How to Measure Traditional Media Advertising Results

At the end of the day the goal of all advertising is to make more money back than you spend by earning customers who want to work with you now, and in the future. If the work you’re doing, or money you’re paying, isn’t accomplishing that in some measurable way, it’s not worth it. But to determine if it’s working or not, you HAVE to measure the results. This is easy for digital marketing (google, facebook, etc) – when set up properly through an analytics platform like GA4/Google Analytics, it’s fairly straight forward to see when $45 brought in 3 different calls from people looking for lawn care services.

But it gets more difficult when working with traditional advertising forms like newspapers, radio, billboards, etc. They can work, but you’ll need to get creative with how to track results, so you can, you know – see if it’s actually working or not.
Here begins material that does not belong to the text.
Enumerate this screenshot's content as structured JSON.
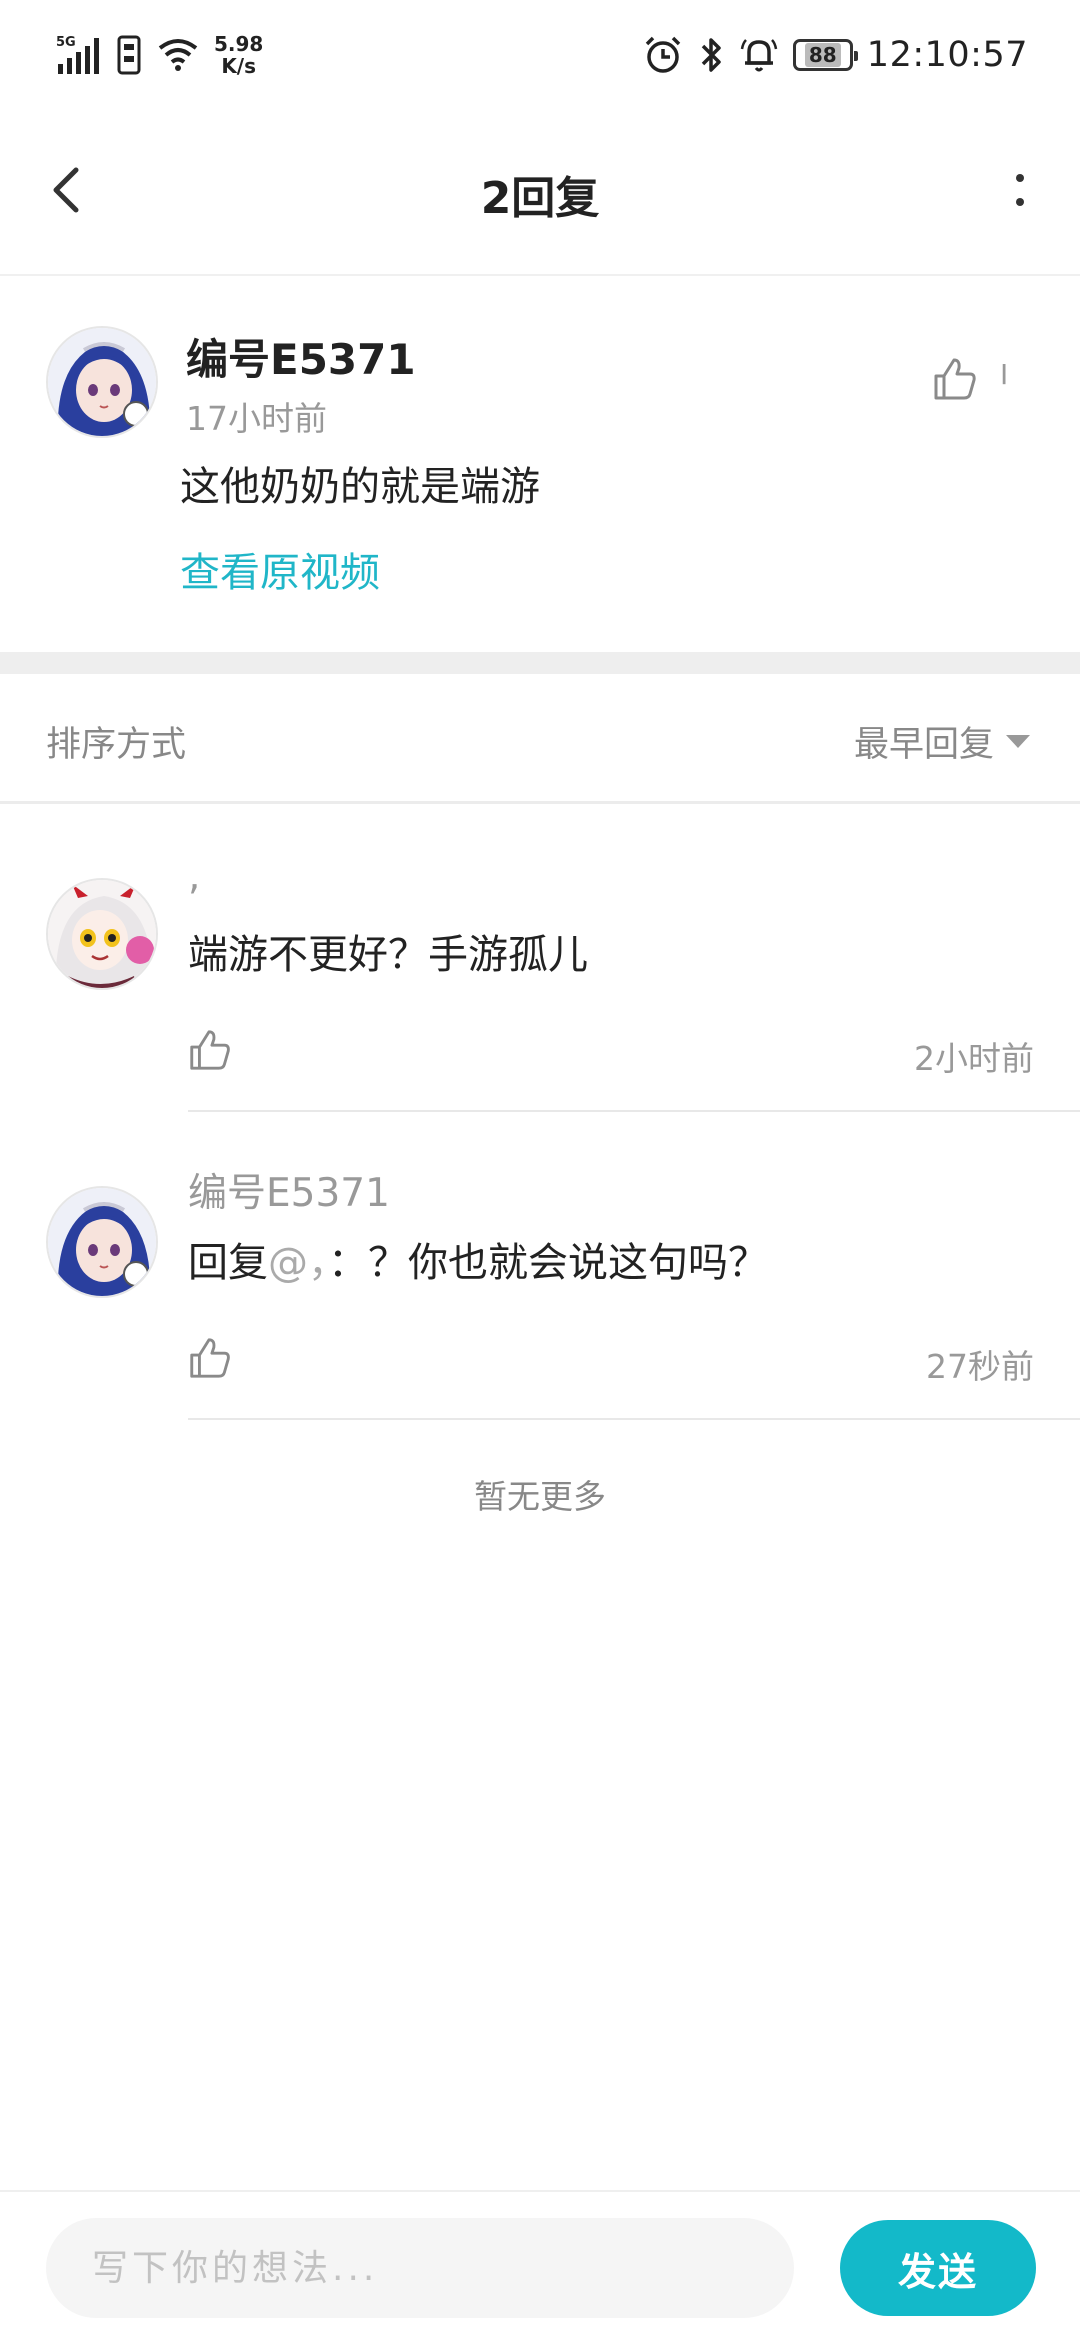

One way you could do this is to open a separate business phone number through a service like Grasshopper. Then use that new business line EXCLUSIVELY in specific advertisements. So, if you’re running billboard ads with your number on them, use the new one you just opened. It will be your exclusive “advertising phone.” If anyone calls, you know it’s because they called from that ad. If no one calls… you know the ad didn’t work.

The same could be done for newspapers, billboards, magazines, or even TV commercials.

But you want to be careful here. If you have two different ads up, or two different types of ads, like a newspaper AND a billboard, at the same time, you may not be able to tell which of the ads was working.

So if you use this strategy, make sure you don’t ruin your KPI (key performance indicator) measurements by giving it multiple data sources.